The new ESC guidelines are published online: HERE.
- New ESC guidelines recommend the use of combination therapies such as glucagon-like peptide-1 receptor agonists (GLP-1 RA) along with SGLT2i, rather than one or the other – as is currently recommended.
- This change reflects the unmet need for cardiovascular risk reduction in patients taking GLP-1 RA – including AstraZeneca’s Bydureon (exenatide), Novo Nordisk’s Victoza (liraglutide) and Ozempic (semaglutide), and Eli Lilly’s Trulicity (dulaglutide) – or SGLT2i – including AstraZeneca’s Farxiga (dapagliflozin), Janssen’s Invokana (canagliflozin), and Boehringer Ingelheim and Eli Lilly’s Jardiance (empagliflozin).
- The guidelines’ authors noted that a recent meta-analysis of major cardiovascular outcome trails found a pooled 10% hazard reduction in major adverse cardiac events (MACE; a composite of cardiovascular death, heart attack, and stroke) with SGLT2i treatment, and a 15% MACE hazard reduction with GLP-1 RA treatment.
“We have long believed that combining therapies can prove to be an effective strategy in reducing cardiovascular risk in the type 2 diabetes population and we are very encouraged to see that the ESC is emphasizing this combinatorial approach in their treatment guidelines,” said Donald McCaffrey, CEO at Resverlogix. “In BETonMACE, we saw a 63% hazard reduction in MACE and heart failure hospitalizations among patients treated with apabetalone, who were already taking an SGLT2i or DPP4i [dipeptidyl peptidase-4 inhibitor]. Once approved, we believe that apabetalone in combination with glucose lowering agents such as SGLT2i will further improve outcomes and benefit patients.”
BETonMACE2, Resverlogix’s planned, Phase 3, cardiovascular outcomes trial of apabetalone, in patients with type 2 diabetes who are taking SGLT2i, is expected to begin next year.
Apabetalone (RVX-208), is a first-in-class, small molecule, therapeutic candidate with an epigenetic mechanism of action.
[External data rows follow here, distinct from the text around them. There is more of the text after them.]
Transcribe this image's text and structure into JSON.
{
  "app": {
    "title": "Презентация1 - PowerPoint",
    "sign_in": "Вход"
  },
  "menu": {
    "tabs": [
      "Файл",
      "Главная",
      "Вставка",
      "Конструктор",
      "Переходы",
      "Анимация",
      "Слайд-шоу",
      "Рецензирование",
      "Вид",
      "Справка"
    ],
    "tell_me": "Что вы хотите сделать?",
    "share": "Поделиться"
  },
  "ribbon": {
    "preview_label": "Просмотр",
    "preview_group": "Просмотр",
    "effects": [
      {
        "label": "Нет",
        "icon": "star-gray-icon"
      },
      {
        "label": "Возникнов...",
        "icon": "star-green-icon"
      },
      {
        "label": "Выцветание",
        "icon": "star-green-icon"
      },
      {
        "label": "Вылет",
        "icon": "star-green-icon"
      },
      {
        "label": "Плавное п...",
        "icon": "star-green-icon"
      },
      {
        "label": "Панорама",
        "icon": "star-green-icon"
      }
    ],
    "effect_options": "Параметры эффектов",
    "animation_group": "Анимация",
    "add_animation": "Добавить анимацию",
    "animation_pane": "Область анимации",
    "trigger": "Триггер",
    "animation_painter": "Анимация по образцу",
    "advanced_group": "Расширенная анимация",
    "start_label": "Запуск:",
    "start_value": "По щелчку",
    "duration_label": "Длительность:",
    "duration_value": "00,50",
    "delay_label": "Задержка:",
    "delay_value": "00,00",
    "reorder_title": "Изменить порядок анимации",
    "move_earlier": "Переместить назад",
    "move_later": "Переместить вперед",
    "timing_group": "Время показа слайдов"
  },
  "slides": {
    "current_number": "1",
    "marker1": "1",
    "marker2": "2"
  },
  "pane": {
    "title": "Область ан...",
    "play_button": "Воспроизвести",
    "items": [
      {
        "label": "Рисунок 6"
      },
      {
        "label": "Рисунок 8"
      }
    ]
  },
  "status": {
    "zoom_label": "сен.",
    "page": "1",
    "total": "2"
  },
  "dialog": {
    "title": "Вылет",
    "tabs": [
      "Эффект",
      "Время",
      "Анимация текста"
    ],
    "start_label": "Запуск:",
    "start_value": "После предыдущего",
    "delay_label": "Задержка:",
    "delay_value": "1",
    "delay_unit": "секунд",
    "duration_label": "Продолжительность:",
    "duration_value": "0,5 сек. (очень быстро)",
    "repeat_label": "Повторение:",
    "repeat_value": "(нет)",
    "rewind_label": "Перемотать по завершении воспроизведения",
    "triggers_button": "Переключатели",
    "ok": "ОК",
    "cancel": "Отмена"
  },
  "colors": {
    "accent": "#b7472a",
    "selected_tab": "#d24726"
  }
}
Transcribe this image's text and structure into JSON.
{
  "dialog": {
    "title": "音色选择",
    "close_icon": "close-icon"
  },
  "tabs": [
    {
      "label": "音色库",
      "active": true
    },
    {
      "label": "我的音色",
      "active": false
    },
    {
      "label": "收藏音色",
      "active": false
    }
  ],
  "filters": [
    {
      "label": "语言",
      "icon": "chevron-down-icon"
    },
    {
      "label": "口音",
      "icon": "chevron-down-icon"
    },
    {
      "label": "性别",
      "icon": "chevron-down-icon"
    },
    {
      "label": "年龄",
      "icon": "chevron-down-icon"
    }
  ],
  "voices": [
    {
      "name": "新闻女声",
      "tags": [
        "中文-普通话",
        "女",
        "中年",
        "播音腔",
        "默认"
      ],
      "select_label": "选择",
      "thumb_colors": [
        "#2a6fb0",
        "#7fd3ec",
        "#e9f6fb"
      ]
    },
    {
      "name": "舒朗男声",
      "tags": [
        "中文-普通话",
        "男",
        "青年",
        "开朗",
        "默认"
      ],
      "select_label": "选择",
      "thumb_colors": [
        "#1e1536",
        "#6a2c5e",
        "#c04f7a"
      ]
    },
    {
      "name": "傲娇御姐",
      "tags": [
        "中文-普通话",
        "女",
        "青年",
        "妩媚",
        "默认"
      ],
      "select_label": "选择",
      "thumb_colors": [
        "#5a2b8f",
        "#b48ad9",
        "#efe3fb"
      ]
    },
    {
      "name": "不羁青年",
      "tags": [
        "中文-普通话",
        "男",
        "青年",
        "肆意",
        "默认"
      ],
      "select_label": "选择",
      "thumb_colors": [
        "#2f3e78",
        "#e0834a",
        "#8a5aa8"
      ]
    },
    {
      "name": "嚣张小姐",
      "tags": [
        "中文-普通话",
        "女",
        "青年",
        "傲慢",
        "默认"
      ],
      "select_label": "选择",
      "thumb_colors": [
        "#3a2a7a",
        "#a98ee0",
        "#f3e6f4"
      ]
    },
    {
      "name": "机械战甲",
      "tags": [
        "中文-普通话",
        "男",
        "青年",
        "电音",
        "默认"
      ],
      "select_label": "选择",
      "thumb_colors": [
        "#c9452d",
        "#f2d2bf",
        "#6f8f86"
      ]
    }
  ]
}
It is a BD2 (bromodomain) selective BET (bromodomain and extra-terminal) inhibitor that works in preventing and treating disease by regulating the expression of disease-causing genes.
Due to the extensive role for BET proteins in the human body, apabetalone can simultaneously target multiple disease-related biological processes, representing a new way to treat chronic disease. Apabetalone is the only drug of its class that is well tolerated for chronic administration, with an established safety record in human clinical trials, including over 4200 patient-years of safety data across ten trials.
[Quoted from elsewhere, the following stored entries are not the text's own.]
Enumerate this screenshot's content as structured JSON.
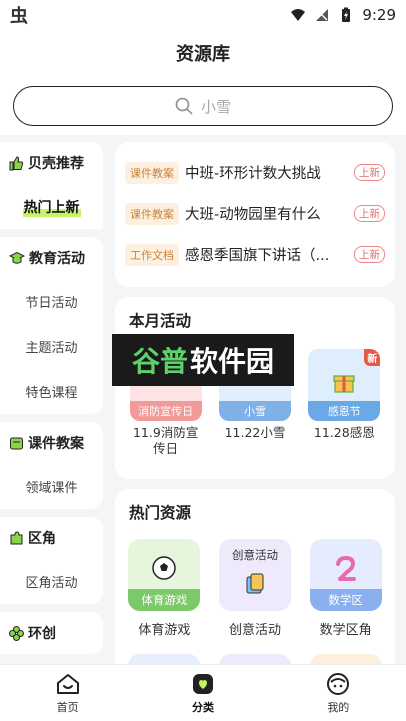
{
  "status_bar": {
    "app_glyph": "虫",
    "time": "9:29",
    "icons": [
      "wifi-icon",
      "signal-icon",
      "battery-icon"
    ]
  },
  "header": {
    "title": "资源库"
  },
  "search": {
    "placeholder": "小雪"
  },
  "sidebar": {
    "groups": [
      {
        "title": "贝壳推荐",
        "icon": "thumbs-up-icon",
        "items": [
          "热门上新"
        ],
        "active_index": 0
      },
      {
        "title": "教育活动",
        "icon": "graduation-cap-icon",
        "items": [
          "节日活动",
          "主题活动",
          "特色课程"
        ]
      },
      {
        "title": "课件教案",
        "icon": "courseware-icon",
        "items": [
          "领域课件"
        ]
      },
      {
        "title": "区角",
        "icon": "puzzle-icon",
        "items": [
          "区角活动"
        ]
      },
      {
        "title": "环创",
        "icon": "clover-icon",
        "items": []
      }
    ]
  },
  "recommend": {
    "items": [
      {
        "tag": "课件教案",
        "title": "中班-环形计数大挑战",
        "badge": "上新"
      },
      {
        "tag": "课件教案",
        "title": "大班-动物园里有什么",
        "badge": "上新"
      },
      {
        "tag": "工作文档",
        "title": "感恩季国旗下讲话（...",
        "badge": "上新"
      }
    ]
  },
  "monthly": {
    "title": "本月活动",
    "items": [
      {
        "band": "消防宣传日",
        "label": "11.9消防宣传日",
        "color": "#f29a9a",
        "bg": "#fde3e3"
      },
      {
        "band": "小雪",
        "label": "11.22小雪",
        "color": "#7fb0e8",
        "bg": "#e2eefc"
      },
      {
        "band": "感恩节",
        "label": "11.28感恩",
        "color": "#6aa8e6",
        "bg": "#dfeefd",
        "badge": "新"
      }
    ]
  },
  "hot": {
    "title": "热门资源",
    "items": [
      {
        "band": "体育游戏",
        "label": "体育游戏",
        "color": "#7cc96a",
        "bg": "#e6f6dc",
        "icon": "soccer-ball-icon"
      },
      {
        "band": "创意活动",
        "label": "创意活动",
        "color": "#b7a6e8",
        "bg": "#eee9fb",
        "icon": "paint-icon"
      },
      {
        "band": "数学区",
        "label": "数学区角",
        "color": "#8bb0f0",
        "bg": "#e4ecfd",
        "icon": "number-two-icon"
      }
    ]
  },
  "watermark": {
    "part1": "谷普",
    "part2": "软件园"
  },
  "bottom_nav": {
    "items": [
      {
        "label": "首页",
        "icon": "home-icon"
      },
      {
        "label": "分类",
        "icon": "category-icon",
        "active": true
      },
      {
        "label": "我的",
        "icon": "profile-icon"
      }
    ]
  },
  "colors": {
    "accent": "#c9f26a",
    "tag_text": "#c8843a",
    "new_badge": "#e06b6b"
  }
}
Apabetalone is the first therapy of its kind to receive Breakthrough Therapy Designation from the US Food & Drug Administration for a major cardiovascular indication following the ground-breaking findings from its Phase 3 study, BETonMACE. Data from this trial showed apabetalone may prevent major adverse cardiac events among high-risk cardiovascular disease patients who also have type 2 diabetes mellitus.
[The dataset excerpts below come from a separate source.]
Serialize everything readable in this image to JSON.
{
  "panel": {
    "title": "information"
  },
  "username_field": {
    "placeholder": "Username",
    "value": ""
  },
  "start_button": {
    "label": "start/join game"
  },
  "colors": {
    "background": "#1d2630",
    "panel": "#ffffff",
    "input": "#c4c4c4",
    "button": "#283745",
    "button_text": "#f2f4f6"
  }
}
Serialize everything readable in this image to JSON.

Founded in 2001, Resverlogix is a Calgary based late-stage biotechnology company and the world leader in epigenetics, with the goal of developing first-in-class therapies for the benefit of patients with chronic disease.
Resverlogix is developing a new class of epigenetic therapies designed to regulate the expression of disease-causing genes. We aim to improve patients’ lives by restoring biological functions – altered by serious illnesses such as cardiovascular disease – back to a healthier state.
The Company’s clinical program is focused on evaluating the lead epigenetic candidate apabetalone for the treatment of cardiovascular disease and associated comorbidities, and post COVID-19 conditions.
Resverlogix has partnered with EVERSANA™, the pioneer of next generation commercial services to the global life sciences industry, to support the rapid commercialization of apabetalone for cardiovascular disease, post COVID-19 conditions, and pulmonary arterial hypertension in Canada and the United States.
Resverlogix common shares trade on the Toronto Stock Exchange (TSX:RVX).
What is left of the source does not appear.